In autumn 2010, Prince Charles published a book, Harmony: A New Way of Looking at Our World, and produced a film, both articulating the principles and underlying philosophies of many of these charities.

===Development===
Through 2003 and 2004, a small office was established within the Office of the Prince of Wales to deal specifically with Prince Charles' charitable work. Sir Tom Shebbeare took up the new position of Director of Charities, with particular responsibility for the development and good governance of the 16 operational charities in which Charles had a particular interest. By the following year, the group had been given a new identity, The Prince's Charities, and the Charities Office had developed new policies and procedures for the group. The Charities Office, set up at Clarence House, employed by 2008 some eight full-time staff. The charities form the largest multi-cause charitable enterprise in the UK and collectively work in 38 countries. They together raise approximately £150 million each year.

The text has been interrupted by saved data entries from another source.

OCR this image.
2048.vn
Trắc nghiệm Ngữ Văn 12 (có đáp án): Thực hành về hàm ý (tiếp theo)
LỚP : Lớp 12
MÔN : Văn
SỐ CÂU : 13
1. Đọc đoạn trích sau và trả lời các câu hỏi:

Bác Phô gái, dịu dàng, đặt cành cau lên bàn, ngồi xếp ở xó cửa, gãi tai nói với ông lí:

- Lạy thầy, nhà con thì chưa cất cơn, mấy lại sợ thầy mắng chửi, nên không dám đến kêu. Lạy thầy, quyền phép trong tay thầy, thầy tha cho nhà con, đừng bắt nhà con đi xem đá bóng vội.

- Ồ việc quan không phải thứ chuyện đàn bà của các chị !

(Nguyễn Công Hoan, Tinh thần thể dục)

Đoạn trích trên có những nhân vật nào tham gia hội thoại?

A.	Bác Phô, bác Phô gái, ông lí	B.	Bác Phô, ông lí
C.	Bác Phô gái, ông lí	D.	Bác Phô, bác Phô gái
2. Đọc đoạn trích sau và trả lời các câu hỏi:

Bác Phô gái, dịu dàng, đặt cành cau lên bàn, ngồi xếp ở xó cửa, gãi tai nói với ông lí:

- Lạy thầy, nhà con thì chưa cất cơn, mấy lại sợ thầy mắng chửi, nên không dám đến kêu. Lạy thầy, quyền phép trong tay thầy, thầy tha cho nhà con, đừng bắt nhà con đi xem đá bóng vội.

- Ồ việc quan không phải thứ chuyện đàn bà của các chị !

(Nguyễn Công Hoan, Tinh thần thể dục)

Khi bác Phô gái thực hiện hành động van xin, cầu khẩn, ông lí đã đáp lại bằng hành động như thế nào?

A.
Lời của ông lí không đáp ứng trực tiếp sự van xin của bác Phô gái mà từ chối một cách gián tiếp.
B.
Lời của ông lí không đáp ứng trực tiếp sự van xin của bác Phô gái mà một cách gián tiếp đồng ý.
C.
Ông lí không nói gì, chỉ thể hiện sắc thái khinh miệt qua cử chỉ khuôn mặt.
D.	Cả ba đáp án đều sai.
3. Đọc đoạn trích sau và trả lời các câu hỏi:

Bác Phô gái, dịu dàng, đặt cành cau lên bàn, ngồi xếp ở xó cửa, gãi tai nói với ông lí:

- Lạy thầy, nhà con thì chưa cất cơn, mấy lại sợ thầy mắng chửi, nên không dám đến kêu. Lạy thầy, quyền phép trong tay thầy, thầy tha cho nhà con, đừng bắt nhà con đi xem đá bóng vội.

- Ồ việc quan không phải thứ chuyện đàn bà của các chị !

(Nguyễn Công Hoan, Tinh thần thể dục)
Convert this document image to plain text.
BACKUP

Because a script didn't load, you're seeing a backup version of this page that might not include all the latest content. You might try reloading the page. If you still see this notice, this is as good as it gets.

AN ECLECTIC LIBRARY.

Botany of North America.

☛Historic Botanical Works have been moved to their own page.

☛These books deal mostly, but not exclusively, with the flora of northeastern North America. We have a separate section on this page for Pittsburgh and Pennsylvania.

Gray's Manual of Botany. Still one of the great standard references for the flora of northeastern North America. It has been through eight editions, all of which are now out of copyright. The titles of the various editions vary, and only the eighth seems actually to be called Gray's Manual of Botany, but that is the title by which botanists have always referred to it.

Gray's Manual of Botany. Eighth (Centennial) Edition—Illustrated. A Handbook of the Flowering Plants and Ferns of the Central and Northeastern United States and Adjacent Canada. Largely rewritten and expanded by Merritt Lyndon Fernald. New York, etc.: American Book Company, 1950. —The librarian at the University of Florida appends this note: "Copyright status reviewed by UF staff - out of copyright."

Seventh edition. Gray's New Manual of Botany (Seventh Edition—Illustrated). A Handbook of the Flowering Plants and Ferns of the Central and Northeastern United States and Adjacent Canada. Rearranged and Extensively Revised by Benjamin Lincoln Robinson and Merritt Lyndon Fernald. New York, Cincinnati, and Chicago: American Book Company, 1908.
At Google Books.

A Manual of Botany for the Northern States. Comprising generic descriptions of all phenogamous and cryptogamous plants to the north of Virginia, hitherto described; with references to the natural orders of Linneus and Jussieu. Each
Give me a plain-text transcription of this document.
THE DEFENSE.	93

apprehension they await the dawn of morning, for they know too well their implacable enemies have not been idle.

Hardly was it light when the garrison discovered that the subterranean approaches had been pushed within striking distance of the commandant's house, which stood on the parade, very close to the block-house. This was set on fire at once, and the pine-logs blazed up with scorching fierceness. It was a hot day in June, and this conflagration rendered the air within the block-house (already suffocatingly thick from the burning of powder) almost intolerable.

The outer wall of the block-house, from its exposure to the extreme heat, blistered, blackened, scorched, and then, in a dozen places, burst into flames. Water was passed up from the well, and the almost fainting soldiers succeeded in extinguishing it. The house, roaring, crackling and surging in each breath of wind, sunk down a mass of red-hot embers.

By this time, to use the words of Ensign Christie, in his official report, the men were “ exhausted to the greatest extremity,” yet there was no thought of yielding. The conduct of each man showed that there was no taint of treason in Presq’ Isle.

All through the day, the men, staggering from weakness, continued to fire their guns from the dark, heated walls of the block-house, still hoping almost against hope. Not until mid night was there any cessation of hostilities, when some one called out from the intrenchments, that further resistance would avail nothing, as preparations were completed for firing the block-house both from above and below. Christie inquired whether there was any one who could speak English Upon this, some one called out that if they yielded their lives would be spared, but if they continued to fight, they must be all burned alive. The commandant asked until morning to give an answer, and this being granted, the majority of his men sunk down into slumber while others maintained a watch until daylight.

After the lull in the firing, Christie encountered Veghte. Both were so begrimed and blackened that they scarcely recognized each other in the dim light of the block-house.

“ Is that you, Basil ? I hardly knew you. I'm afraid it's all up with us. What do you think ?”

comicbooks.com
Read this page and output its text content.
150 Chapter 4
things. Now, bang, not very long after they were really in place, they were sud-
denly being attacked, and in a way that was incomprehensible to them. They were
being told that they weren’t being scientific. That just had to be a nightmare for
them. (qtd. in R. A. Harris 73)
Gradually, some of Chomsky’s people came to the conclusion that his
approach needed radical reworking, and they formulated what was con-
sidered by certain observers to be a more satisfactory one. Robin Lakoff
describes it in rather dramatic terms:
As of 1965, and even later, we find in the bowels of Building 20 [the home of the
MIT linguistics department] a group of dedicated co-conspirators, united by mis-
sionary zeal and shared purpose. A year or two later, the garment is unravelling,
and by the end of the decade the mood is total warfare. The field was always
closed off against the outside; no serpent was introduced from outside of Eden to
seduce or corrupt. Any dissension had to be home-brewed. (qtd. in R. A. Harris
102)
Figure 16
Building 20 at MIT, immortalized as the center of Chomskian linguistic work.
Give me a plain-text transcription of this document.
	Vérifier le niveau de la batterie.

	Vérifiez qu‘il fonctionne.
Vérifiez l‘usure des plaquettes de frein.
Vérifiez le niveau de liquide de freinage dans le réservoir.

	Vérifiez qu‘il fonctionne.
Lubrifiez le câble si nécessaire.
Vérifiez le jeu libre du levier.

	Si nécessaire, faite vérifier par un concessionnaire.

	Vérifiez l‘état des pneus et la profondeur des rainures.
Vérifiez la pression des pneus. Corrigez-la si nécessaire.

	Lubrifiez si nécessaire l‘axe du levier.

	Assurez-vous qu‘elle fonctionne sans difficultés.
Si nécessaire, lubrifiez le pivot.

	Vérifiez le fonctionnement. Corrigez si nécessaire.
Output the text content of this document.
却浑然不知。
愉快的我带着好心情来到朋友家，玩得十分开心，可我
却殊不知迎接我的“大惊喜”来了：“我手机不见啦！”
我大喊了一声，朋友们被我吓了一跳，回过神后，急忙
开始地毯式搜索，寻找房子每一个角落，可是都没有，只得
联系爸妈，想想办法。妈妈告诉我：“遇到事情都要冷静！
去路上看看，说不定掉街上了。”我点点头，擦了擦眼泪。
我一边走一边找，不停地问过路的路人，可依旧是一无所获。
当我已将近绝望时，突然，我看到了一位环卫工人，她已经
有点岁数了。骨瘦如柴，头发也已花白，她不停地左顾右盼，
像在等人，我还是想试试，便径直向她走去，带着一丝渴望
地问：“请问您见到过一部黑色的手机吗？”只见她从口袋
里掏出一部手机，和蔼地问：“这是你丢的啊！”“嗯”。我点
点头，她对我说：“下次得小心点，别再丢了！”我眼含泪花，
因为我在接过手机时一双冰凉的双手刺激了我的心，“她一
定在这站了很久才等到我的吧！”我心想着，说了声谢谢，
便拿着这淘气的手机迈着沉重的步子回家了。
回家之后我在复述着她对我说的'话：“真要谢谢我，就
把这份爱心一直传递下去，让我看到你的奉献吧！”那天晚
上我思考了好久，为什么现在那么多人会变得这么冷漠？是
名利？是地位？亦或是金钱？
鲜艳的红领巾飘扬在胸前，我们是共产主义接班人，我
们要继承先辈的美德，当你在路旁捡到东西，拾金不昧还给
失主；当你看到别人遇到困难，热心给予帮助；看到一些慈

In addition to independent charities, Charles established a number of separate charitable initiatives, which include Mosaic, a Muslim youth mentoring campaign; The Prince's Wool Project, to support the UK wool industry; START, to help promote sustainable living; The Cambrian Mountain Initiative, to support the economy in that area of Wales; and The Prince's Rainforest Project, to protect rainforests. In 2011, the Pakistan Recovery Fund was developed, which is intended to support the recovery from the floods seen in that country in 2010.

===Charities in The Prince's Charities group===
The charities in The Prince's Charities group are often grouped according to the areas of charitable activity that they are involved with.

- Opportunity and enterprise
- The King's Trust
- The King's Trust International
- The King's Trust Australia
- The King's Trust Canada
- The King's Trust New Zealand
- The King's Trust USA
- Youth Business Scotland
- PRIME
- PRIME Cymru
- The Prince's Youth Business International
- The British Asian Trust
- Youth Business Scotland

- Education
- Royal Drawing School
- The King's Foundation School of Traditional Arts
- The Prince's Teaching Institute
- Children & the Arts

- The built environment
- The Great Steward of Scotland's Dumfries House Trust (renamed The Prince's Foundation in 2018 and then The King's Foundation in 2023)
- The Prince's Foundation for the Built Environment (merged into The Prince's Foundation in 2018)
- The Prince's Regeneration Trust (merged into The Prince's Foundation in 2018)
- The Turquoise Mountain Foundation

- Responsible business and the natural environment
- The Royal Countryside Fund
- Business in the Community
- Scottish Business in the Community
- The Cambridge Institute for Sustainability Leadership
- Arts & Business
- In Kind Direct

- Closed charities
- The Prince's Foundation for Integrated Health

===King Charles III Charitable Fund===

King Charles III Charitable Fund also has a number of wholly owned subsidiary companies: Duchy Originals Ltd, the Prince's Charities Events, and Traditional Arts Ltd. The Highgrove Shop is part of the A.G. Carrick company.